A new structural paradigm in copper resistance in Streptococcus pneumoniae

Abstract

Copper resistance has emerged as an important virulence determinant of microbial pathogens. In Streptococcus pneumoniae, copper resistance is mediated by the copper-responsive repressor CopY, CupA and the copper-effluxing P(1B)-type ATPase CopA. We show here that CupA is a previously uncharacterized cell membrane-anchored Cu(I) chaperone and that a Cu(I) binding-competent, membrane-localized CupA is obligatory for copper resistance. The crystal structures of the soluble domain of CupA and the N-terminal metal-binding domain (MBD) of CopA (CopA(MBD)) reveal isostructural cupredoxin-like folds that each harbor a binuclear Cu(I) cluster unprecedented in bacterial copper trafficking. NMR studies reveal unidirectional Cu(I) transfer from the low-affinity site on the soluble domain of CupA to the high-affinity site of CopA(MBD). However, copper binding by CopA(MBD) is not essential for cellular copper resistance, consistent with a primary role of CupA in cytoplasmic Cu(I) sequestration and/or direct delivery to the transmembrane site of CopA for cellular efflux.

Figure 1. Copper sensitivity phenotypes of mutant S. pneumoniae D39 strains

ΔcupA and ΔcopA Spn strains are highly sensitive to copper toxicity (a) which can be reversed by expression of cupA from a heterologous promoter (b). (c) Deletion of the single putative transmembrane helix abrogates copper resistance to an extent comparable to inactivation of CopA(D442A) (compare to Supplementary Fig. 4d). In all cases, two independent isolates of the same strain designation were constructed and duplicate (or more) growth experiments were carried out with each of the two strains. (d) Both CopA and CupA localize to the cell membrane fraction. The results of a subcellular fractionation of copA-(C)-FLAG (IU6044) (top) and cupA-(C)-FLAG (IU6041) (bottom) with visualization by anti-FLAG western blotting. Supernatants (S) or pellets (P) are marked for centrifugation steps, and cell fractions are indicated below the blots. See Supplementary Figure 6 for additional experimental details and the full blot and Supplementary Tables 1 and 2 for strain details.

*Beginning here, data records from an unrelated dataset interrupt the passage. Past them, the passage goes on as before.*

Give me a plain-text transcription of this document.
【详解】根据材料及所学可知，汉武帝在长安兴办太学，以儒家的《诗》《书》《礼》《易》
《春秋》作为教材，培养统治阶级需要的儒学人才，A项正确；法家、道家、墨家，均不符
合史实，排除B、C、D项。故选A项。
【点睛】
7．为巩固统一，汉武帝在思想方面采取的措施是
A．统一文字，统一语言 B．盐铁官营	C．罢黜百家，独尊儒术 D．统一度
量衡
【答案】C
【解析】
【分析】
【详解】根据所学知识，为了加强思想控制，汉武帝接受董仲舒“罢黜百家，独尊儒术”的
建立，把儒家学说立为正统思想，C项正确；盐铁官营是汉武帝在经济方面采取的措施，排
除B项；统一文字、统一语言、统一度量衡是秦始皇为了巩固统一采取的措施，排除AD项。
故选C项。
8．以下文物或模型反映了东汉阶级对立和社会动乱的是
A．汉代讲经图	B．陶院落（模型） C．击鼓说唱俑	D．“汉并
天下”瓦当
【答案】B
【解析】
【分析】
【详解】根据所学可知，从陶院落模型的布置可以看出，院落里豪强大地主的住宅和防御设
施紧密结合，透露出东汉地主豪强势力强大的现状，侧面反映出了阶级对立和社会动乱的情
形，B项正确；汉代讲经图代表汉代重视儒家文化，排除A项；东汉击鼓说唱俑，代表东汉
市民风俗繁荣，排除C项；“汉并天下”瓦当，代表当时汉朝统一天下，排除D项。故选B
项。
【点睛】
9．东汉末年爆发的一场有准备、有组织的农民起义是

Figure 2. Crystallographic structures of sCupA and CopA^MBD

Structure representations of sCupA (a–c) and CopA^MBD (d–f). Close-up views of the Cu(I) coordination geometries of each protein are shown (b, e) as are solvent-accessible surface areas (arbitrarily colored according to residue type) (c, f) around each binuclear Cu(I) chelate. Electrostatic surface potentials (painted based on surface potentials) of sCupA (g) and CopA^MBD (h). Structure statistics compiled in Supplementary Table 3.

Figure 3. The Met-rich S2 site is the low-affinity site on both CopA^MBD and sCupA and Cu(I) is transferred only from the S2 site of sCupA to the S1 site of apo-MBD

X-ray absorption near-edge spectra (XANES) of Cu₁ CopA^MBD (a) and Cu₁ sCupA (b) in the presence of 0.2 M NaBr (red) or 0.2 M NaCl (blue). Overlay of the Met thioether methyl (¹³Cε-¹Hε) region of an ¹H,¹³C-HSQC spectrum for CopA^MBD (c) and sCupA (d) acquired in the apo-state (magenta), Cu₁ state (green) and Cu₂ states (blue). Cyan crosspeaks result when apo-MBD is mixed with 2.0 mol equiv of Cu₂ sCupA (c) or 1.0 mol equiv of Cu₂ sCupA (d). Overlay of the backbone ¹H,¹⁵N-HSQC spectra of CopA^MBD (e) and sCupA (f), with the same crosspeak color pattern as in panels c,d.

Figure 4. NMR chemical shift perturbation analysis of sCupA and CopA^MBD induced by Cu(I) binding

Ribbon representation of the changes in backbone amide chemical shift upon Cu(I) binding by sCupA (a,b) and CopA^MBD (c,d). Panels a and c represent Δppm (Cu₁–apo) while panels b and d represent Δppm (Cu₂–Cu₁). The ribbon is painted white for Pro residues and black for those resonances broadened beyond detection in the apo-state in each case.

Figure 5. Mutagenesis of CupA Cu(I) binding residues partly or completely abrogates Cu(I) resistance by S. pneumoniae, but not in CopA^MBD

Representative growth curves for the indicated S. pneumoniae strains in BHI in the absence (a) or presence (b,c) of 0.2 mM Cu(II) added to the growth medium. In all cases, two independent isolates of the same strain designation were constructed and duplicate (or more) growth experiments were carried out with each of the two strains. See Supplementary Tables 1 and 2 for strain details.